With the new year, major challenges are to be faced by a liberty we have considered, for many decades now, to be a fundamental one.

Laws to restrict the right of strike to public sector workers may be on their way and, with them, the questioning of the Democratic system in its very own essence.

In winning the general elections of next May, the Conservative Party plans to change the current simple majority method for a strike to be called, to a demand of backing by 4 out of 10 of eligible union members, when the strike is to affect "core" sectors, such as health, transport, education and fire services.

Also under the concern of the Conservative Party are other related issues such as permitting the using of agency workers to cover strikers and the imposition of a three-month time limit after a ballot for action to take place and curbs on picketing.

Patrick McLoughlin, Transport Secretary, does not intend to end strikes, only claims reasonable the need for "greater participation" for it is not "fair" for a strike to potentially affect the lives of millions, when, so very often, are supported by a small minority. With regards to the target of 40% simply believes it to be a realist one.
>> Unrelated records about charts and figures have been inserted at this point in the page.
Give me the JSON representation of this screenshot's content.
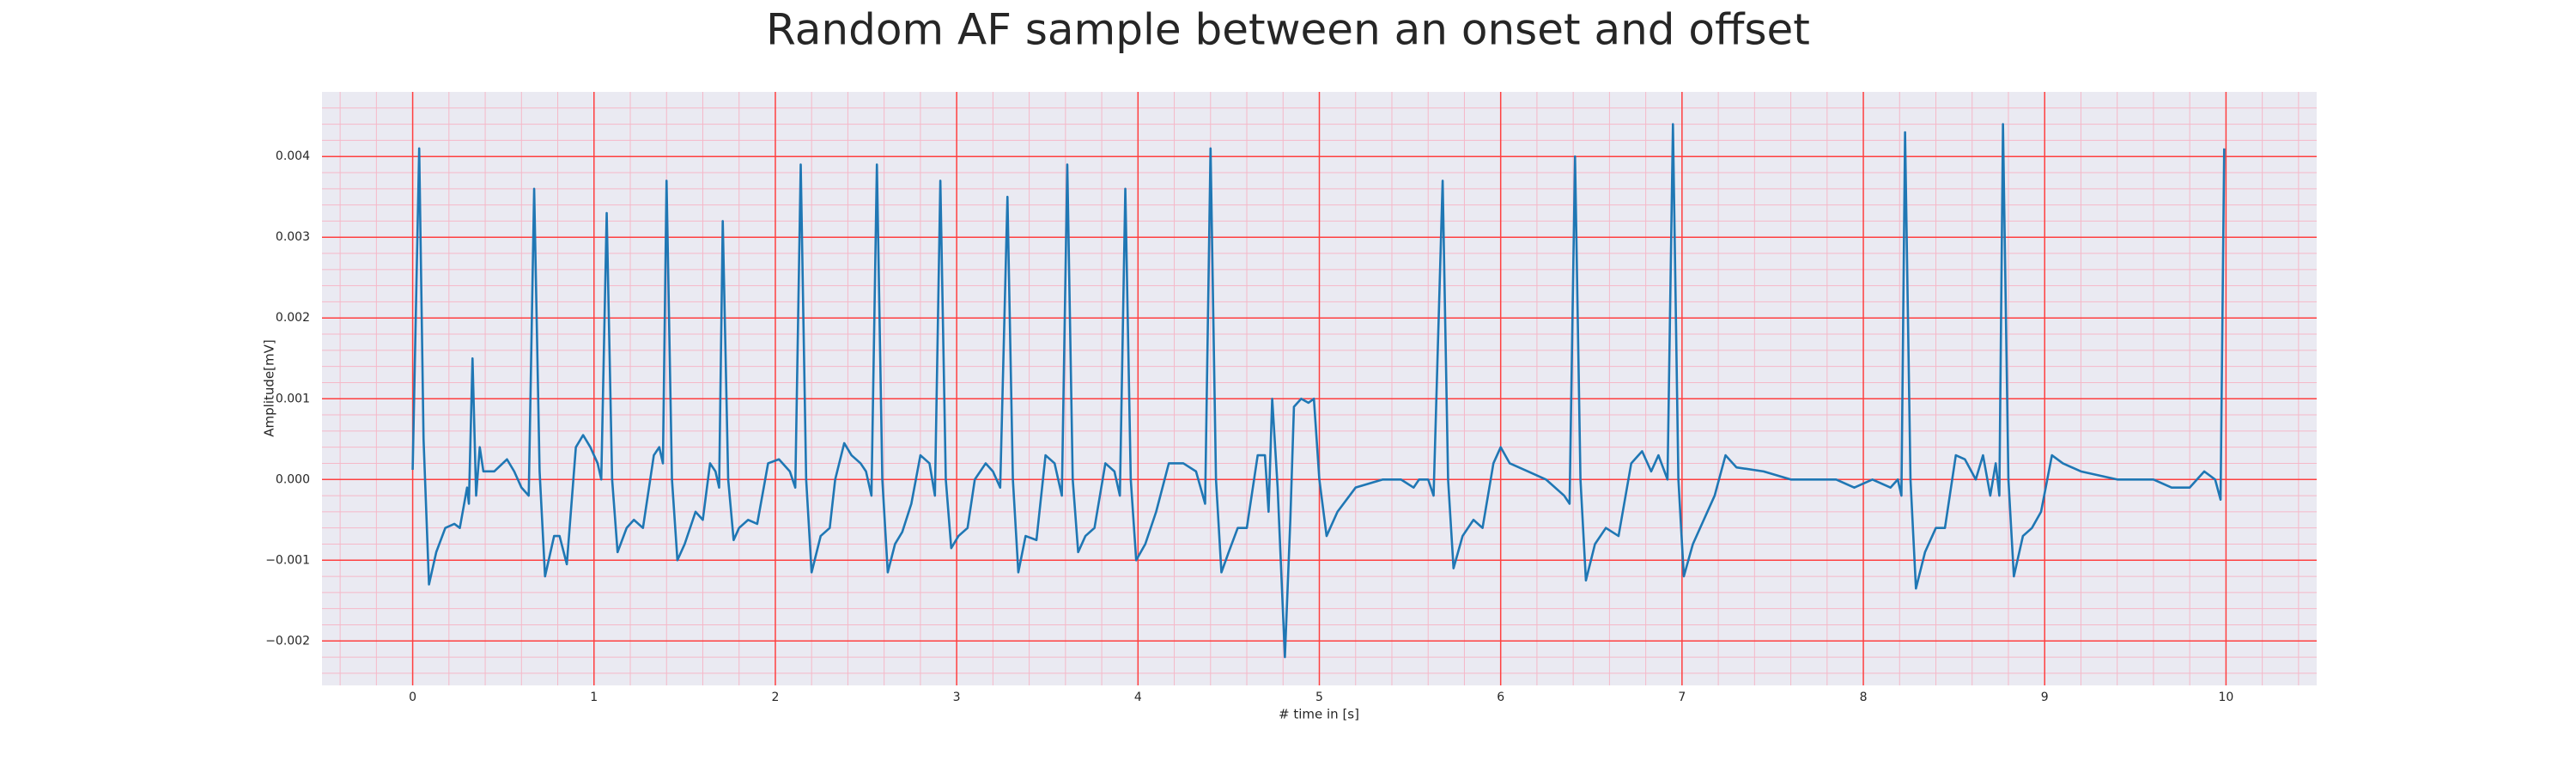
{
  "chart_data": {
    "type": "line",
    "title": "Random AF sample between an onset and offset",
    "x_label": "# time in [s]",
    "y_label": "Amplitude[mV]",
    "xlim": [
      -0.5,
      10.5
    ],
    "ylim": [
      -0.00255,
      0.0048
    ],
    "xticks": [
      0,
      1,
      2,
      3,
      4,
      5,
      6,
      7,
      8,
      9,
      10
    ],
    "yticks": [
      {
        "value": -0.002,
        "label": "−0.002"
      },
      {
        "value": -0.001,
        "label": "−0.001"
      },
      {
        "value": 0,
        "label": "0.000"
      },
      {
        "value": 0.001,
        "label": "0.001"
      },
      {
        "value": 0.002,
        "label": "0.002"
      },
      {
        "value": 0.003,
        "label": "0.003"
      },
      {
        "value": 0.004,
        "label": "0.004"
      }
    ],
    "grid": true,
    "grid_color": "#ff4040",
    "minor_grid": true,
    "minor_grid_color": "#f5b8c8",
    "minor_grid_divisions": 5,
    "background": "#eaeaf2",
    "x": [
      0,
      0.036,
      0.06,
      0.09,
      0.13,
      0.18,
      0.23,
      0.26,
      0.3,
      0.31,
      0.33,
      0.35,
      0.37,
      0.39,
      0.45,
      0.52,
      0.56,
      0.6,
      0.64,
      0.67,
      0.7,
      0.73,
      0.78,
      0.81,
      0.85,
      0.9,
      0.94,
      0.98,
      1.02,
      1.04,
      1.07,
      1.1,
      1.13,
      1.18,
      1.22,
      1.27,
      1.33,
      1.36,
      1.38,
      1.4,
      1.43,
      1.46,
      1.5,
      1.56,
      1.6,
      1.64,
      1.67,
      1.69,
      1.71,
      1.74,
      1.77,
      1.8,
      1.85,
      1.9,
      1.96,
      2.02,
      2.08,
      2.11,
      2.14,
      2.17,
      2.2,
      2.25,
      2.3,
      2.33,
      2.38,
      2.42,
      2.47,
      2.5,
      2.53,
      2.56,
      2.59,
      2.62,
      2.66,
      2.7,
      2.75,
      2.8,
      2.85,
      2.88,
      2.91,
      2.94,
      2.97,
      3.01,
      3.06,
      3.1,
      3.16,
      3.2,
      3.24,
      3.28,
      3.31,
      3.34,
      3.38,
      3.44,
      3.49,
      3.54,
      3.58,
      3.61,
      3.64,
      3.67,
      3.71,
      3.76,
      3.82,
      3.87,
      3.9,
      3.93,
      3.96,
      3.99,
      4.04,
      4.1,
      4.17,
      4.25,
      4.32,
      4.37,
      4.4,
      4.43,
      4.46,
      4.5,
      4.55,
      4.6,
      4.66,
      4.7,
      4.72,
      4.74,
      4.77,
      4.81,
      4.84,
      4.86,
      4.9,
      4.94,
      4.97,
      5,
      5.04,
      5.1,
      5.2,
      5.35,
      5.45,
      5.52,
      5.55,
      5.6,
      5.63,
      5.68,
      5.71,
      5.74,
      5.79,
      5.85,
      5.9,
      5.96,
      6,
      6.05,
      6.15,
      6.25,
      6.35,
      6.38,
      6.41,
      6.44,
      6.47,
      6.52,
      6.58,
      6.65,
      6.72,
      6.78,
      6.83,
      6.87,
      6.92,
      6.95,
      6.98,
      7.01,
      7.06,
      7.12,
      7.18,
      7.24,
      7.3,
      7.45,
      7.6,
      7.85,
      7.95,
      8.05,
      8.15,
      8.19,
      8.21,
      8.23,
      8.26,
      8.29,
      8.34,
      8.4,
      8.45,
      8.51,
      8.56,
      8.62,
      8.66,
      8.7,
      8.73,
      8.75,
      8.77,
      8.8,
      8.83,
      8.88,
      8.93,
      8.98,
      9.04,
      9.1,
      9.2,
      9.4,
      9.6,
      9.7,
      9.8,
      9.88,
      9.94,
      9.97,
      9.99
    ],
    "series": [
      {
        "color": "#1f77b4",
        "values": [
          0.00012,
          0.0041,
          0.0005,
          -0.0013,
          -0.0009,
          -0.0006,
          -0.00055,
          -0.0006,
          -0.0001,
          -0.0003,
          0.0015,
          -0.0002,
          0.0004,
          0.0001,
          0.0001,
          0.00025,
          0.0001,
          -0.0001,
          -0.0002,
          0.0036,
          0.0001,
          -0.0012,
          -0.0007,
          -0.0007,
          -0.00105,
          0.0004,
          0.00055,
          0.0004,
          0.0002,
          0,
          0.0033,
          0,
          -0.0009,
          -0.0006,
          -0.0005,
          -0.0006,
          0.0003,
          0.0004,
          0.0002,
          0.0037,
          0,
          -0.001,
          -0.0008,
          -0.0004,
          -0.0005,
          0.0002,
          0.0001,
          -0.0001,
          0.0032,
          0,
          -0.00075,
          -0.0006,
          -0.0005,
          -0.00055,
          0.0002,
          0.00025,
          0.0001,
          -0.0001,
          0.0039,
          0,
          -0.00115,
          -0.0007,
          -0.0006,
          0,
          0.00045,
          0.0003,
          0.0002,
          0.0001,
          -0.0002,
          0.0039,
          0,
          -0.00115,
          -0.0008,
          -0.00065,
          -0.0003,
          0.0003,
          0.0002,
          -0.0002,
          0.0037,
          0,
          -0.00085,
          -0.0007,
          -0.0006,
          0,
          0.0002,
          0.0001,
          -0.0001,
          0.0035,
          0,
          -0.00115,
          -0.0007,
          -0.00075,
          0.0003,
          0.0002,
          -0.0002,
          0.0039,
          0,
          -0.0009,
          -0.0007,
          -0.0006,
          0.0002,
          0.0001,
          -0.0002,
          0.0036,
          0,
          -0.001,
          -0.0008,
          -0.0004,
          0.0002,
          0.0002,
          0.0001,
          -0.0003,
          0.0041,
          0,
          -0.00115,
          -0.0009,
          -0.0006,
          -0.0006,
          0.0003,
          0.0003,
          -0.0004,
          0.001,
          -0.0001,
          -0.0022,
          -0.0005,
          0.0009,
          0.001,
          0.00095,
          0.001,
          0,
          -0.0007,
          -0.0004,
          -0.0001,
          0,
          0,
          -0.0001,
          0,
          0,
          -0.0002,
          0.0037,
          0,
          -0.0011,
          -0.0007,
          -0.0005,
          -0.0006,
          0.0002,
          0.0004,
          0.0002,
          0.0001,
          0,
          -0.0002,
          -0.0003,
          0.004,
          0,
          -0.00125,
          -0.0008,
          -0.0006,
          -0.0007,
          0.0002,
          0.00035,
          0.0001,
          0.0003,
          0,
          0.0044,
          0,
          -0.0012,
          -0.0008,
          -0.0005,
          -0.0002,
          0.0003,
          0.00015,
          0.0001,
          0,
          0,
          -0.0001,
          0,
          -0.0001,
          0,
          -0.0002,
          0.0043,
          0,
          -0.00135,
          -0.0009,
          -0.0006,
          -0.0006,
          0.0003,
          0.00025,
          0,
          0.0003,
          -0.0002,
          0.0002,
          -0.0002,
          0.0044,
          0,
          -0.0012,
          -0.0007,
          -0.0006,
          -0.0004,
          0.0003,
          0.0002,
          0.0001,
          0,
          0,
          -0.0001,
          -0.0001,
          0.0001,
          0,
          -0.00025,
          0.0041
        ]
      }
    ]
  }
}
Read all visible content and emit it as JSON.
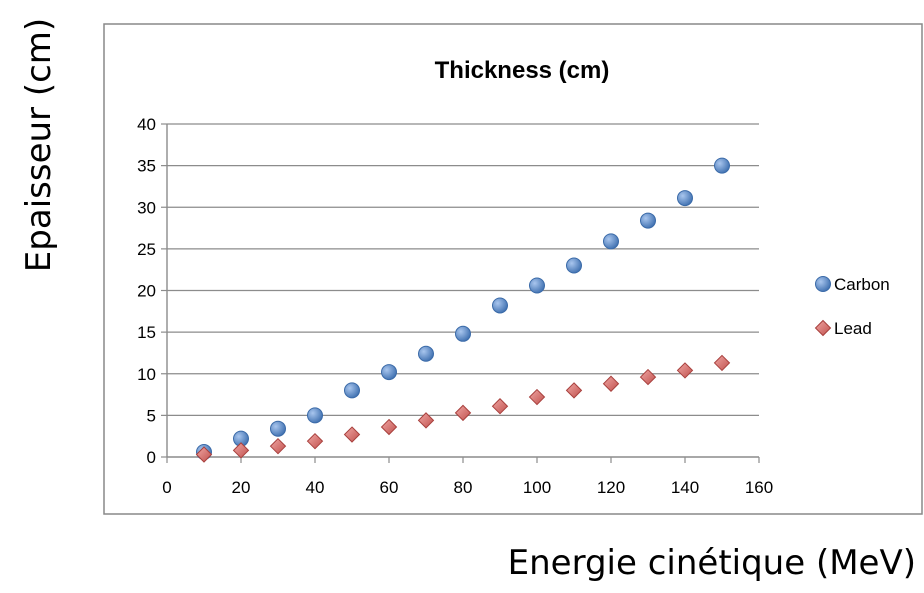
{
  "chart_data": {
    "type": "scatter",
    "title": "Thickness (cm)",
    "xlabel": "Energie cinétique (MeV)",
    "ylabel": "Epaisseur (cm)",
    "xlim": [
      0,
      160
    ],
    "ylim": [
      0,
      40
    ],
    "x_ticks": [
      0,
      20,
      40,
      60,
      80,
      100,
      120,
      140,
      160
    ],
    "y_ticks": [
      0,
      5,
      10,
      15,
      20,
      25,
      30,
      35,
      40
    ],
    "grid": "horizontal",
    "legend_position": "right",
    "series": [
      {
        "name": "Carbon",
        "marker": "circle",
        "color": "#4f81bd",
        "points": [
          [
            10,
            0.6
          ],
          [
            20,
            2.2
          ],
          [
            30,
            3.4
          ],
          [
            40,
            5.0
          ],
          [
            50,
            8.0
          ],
          [
            60,
            10.2
          ],
          [
            70,
            12.4
          ],
          [
            80,
            14.8
          ],
          [
            90,
            18.2
          ],
          [
            100,
            20.6
          ],
          [
            110,
            23.0
          ],
          [
            120,
            25.9
          ],
          [
            130,
            28.4
          ],
          [
            140,
            31.1
          ],
          [
            150,
            35.0
          ]
        ]
      },
      {
        "name": "Lead",
        "marker": "diamond",
        "color": "#c0504d",
        "points": [
          [
            10,
            0.3
          ],
          [
            20,
            0.8
          ],
          [
            30,
            1.3
          ],
          [
            40,
            1.9
          ],
          [
            50,
            2.7
          ],
          [
            60,
            3.6
          ],
          [
            70,
            4.4
          ],
          [
            80,
            5.3
          ],
          [
            90,
            6.1
          ],
          [
            100,
            7.2
          ],
          [
            110,
            8.0
          ],
          [
            120,
            8.8
          ],
          [
            130,
            9.6
          ],
          [
            140,
            10.4
          ],
          [
            150,
            11.3
          ]
        ]
      }
    ]
  }
}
In fact, "before a strike is allowed to go ahead it must have much more support from the union members and cannot be called by politicised union leaders", told BBC Radio 4's Today programme.

Naturally it did not take long for the trade unions to react and Frances O'Grady, TUC Secretary General mentioned what considers to be a plan with "profound implications not just for trade unions and working people, but for civil liberties".

It seems the conservative party faces opposition not only from the unions but from within the coalition as well, as Liberal Democrats see this as a "brutal bid to strangle workers' rights", according to Vince Cable, the Liberal Democrats Business Secretary.

In fact, "setting a mandatory 40 per cent level of support for strike action seems odd when MPs do not need to reach such a high hurdle to get elected", he added.

If these changes do take place we are to expect 2015 as a turning point for civil rights as we know them!